Of organs and organizing




3/25

Tara from Friday’s penthouse wedding is waiting for me. Somehow I had left with the wedding license still in my suit coat pocket. They need it for their French Polynesian honeymoon so it’s a fast cab ride home and back to get the license.

I stop by Barney Greengrass and wish Gary a hag sameach as he gets ready to close up shop for his annual Passover hiatus. No visit to their Beverly Hills outpost (...they’re  fancy schmancy, we’re just schmancy...) this year,  just Long Island and then south to Florida. I’ll miss my daily coffee and conversation while he’s gone. 

Back out on the street, I see Marty. Freilich Pesach, I say. 
Are you fluent in Hebrew,reverend? (Actually that was Yiddish.)
No, I studied it. In school. Remember I told you?
My father liked to study. Every Friday night, he’d take out 3 or 4 books, lay them on the table and study. He liked to steal books to study. Pick them up in the synagogue, put them inside his black coat, take them home, study...Saturday, when sabbath was over he’d watch TV. The wrestling, the Jackie Gleason Show. I was a lifeguard. The school had a 15 yard pool which was ridiculous. But I could crank open the roof and let the sun in. My father liked to study. 
For a moment, I see him, a strapping teenage lifeguard. You have a good Pesach, Marty. He touches his finger to his cap brim, nods. 
Our Austin hybrid organ

In the sanctuary, the two partners of the Perragallo Organ Company are meeting with Stephen and Danielle. Longtime family business.  Reviewing their findings.
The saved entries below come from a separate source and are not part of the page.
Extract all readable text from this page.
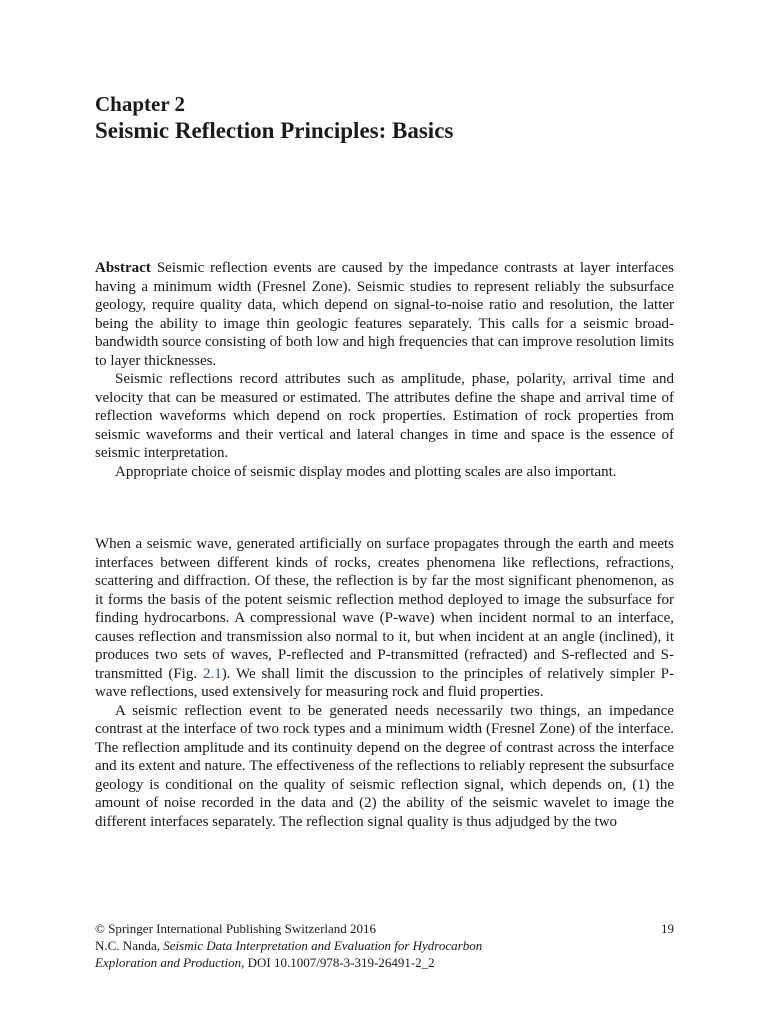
Chapter 2
Seismic Reflection Principles: Basics

Abstract Seismic reflection events are caused by the impedance contrasts at layer interfaces having a minimum width (Fresnel Zone). Seismic studies to represent reliably the subsurface geology, require quality data, which depend on signal-to-noise ratio and resolution, the latter being the ability to image thin geologic features separately. This calls for a seismic broad-bandwidth source consisting of both low and high frequencies that can improve resolution limits to layer thicknesses.

Seismic reflections record attributes such as amplitude, phase, polarity, arrival time and velocity that can be measured or estimated. The attributes define the shape and arrival time of reflection waveforms which depend on rock properties. Estimation of rock properties from seismic waveforms and their vertical and lateral changes in time and space is the essence of seismic interpretation.

Appropriate choice of seismic display modes and plotting scales are also important.

When a seismic wave, generated artificially on surface propagates through the earth and meets interfaces between different kinds of rocks, creates phenomena like reflections, refractions, scattering and diffraction. Of these, the reflection is by far the most significant phenomenon, as it forms the basis of the potent seismic reflection method deployed to image the subsurface for finding hydrocarbons. A compressional wave (P-wave) when incident normal to an interface, causes reflection and transmission also normal to it, but when incident at an angle (inclined), it produces two sets of waves, P-reflected and P-transmitted (refracted) and S-reflected and S-transmitted (Fig. 2.1). We shall limit the discussion to the principles of relatively simpler P-wave reflections, used extensively for measuring rock and fluid properties.

A seismic reflection event to be generated needs necessarily two things, an impedance contrast at the interface of two rock types and a minimum width (Fresnel Zone) of the interface. The reflection amplitude and its continuity depend on the degree of contrast across the interface and its extent and nature. The effectiveness of the reflections to reliably represent the subsurface geology is conditional on the quality of seismic reflection signal, which depends on, (1) the amount of noise recorded in the data and (2) the ability of the seismic wavelet to image the different interfaces separately. The reflection signal quality is thus adjudged by the two

© Springer International Publishing Switzerland 2016	19
N.C. Nanda, Seismic Data Interpretation and Evaluation for Hydrocarbon
Exploration and Production, DOI 10.1007/978-3-319-26491-2_2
Our Austin organ replacement value is about a million dollars. Alan Van Zoeren had changed it from romantic with a heavy bass to baroque with stronger treble. The mystery pipes in the basement are finally explained to me. They are not pipes that were never installed, they are pipes that were removed (and stored badly.) It’s one like I knew back in Tulsa that you could walk around inside of. That used to amaze me, that you could walk around inside an instrument. Feel it’s music enveloping you, all around you.  
There’s water damage in the downstairs engine room. Worn out leather bellows. Bent and broken pipes. But it can be made to play again. And even restored some day. With a movable console. Full midi capacity. I can see it. Jamie has joined us for the discussion.  We learn that the facade pipes are only for decoration. 

I recall how the last person to play that organ in 2009 was Leila’s father, Samir. Egyptian trained in Paris. A genteel and gentle man who loved that organ. Even after the church closed, he had his own key and would come in and rehearse. I used to worry about an octogenarian alone  in a closed church. But there was no denying him. I can hear his notes, his toccatas and fugues still echoing. He finished his career as a dance accompanist at Adelphi. Where Cara finished her dance degree. Circles.

Alexander is listening in as he opens the pulpit, pulling out long lost treasures like rabbits out of hats as part of his volunteer clean up duty. He dreams of playing that organ some day. Cara too has begun her work. 

Stephen and Jamie and I head to Popover’s for soup. But all too quickly, Danielle calls. The Interfaith Assembly on Housing and Homelessness Executive Committee has arrived  and I have to run. 

The Assembly walks the same financial tight rope as West-Park. Has managed to survive over 25 years. One of the original board members  has come back. With a proposal to renew the Assembly’s original vision. An organization of organizations, those organizations being congregations. It’s classic CO style. One on ones relationships, Assembly liaisons truly connected to their congregations bringing their concerns to a shared table. Joining with homeless people recruited from the streets. I know from my recent experience with PHEWA, this is where the energy needs to go. 

We also have a young intern who has come to us from Portland, Oregon. (PDX, yet again...) He’s presents a proposal to develop and expand our financial base. What the previous conversation reminds us of is the classic community organizing fund raising rule, grants are important, but what sustains long term is serious money locally raised, from the base.   

We commit ourselves to a four month go with these proposals, reviewable after two. We wish each other the best for the week of Passover and Easter.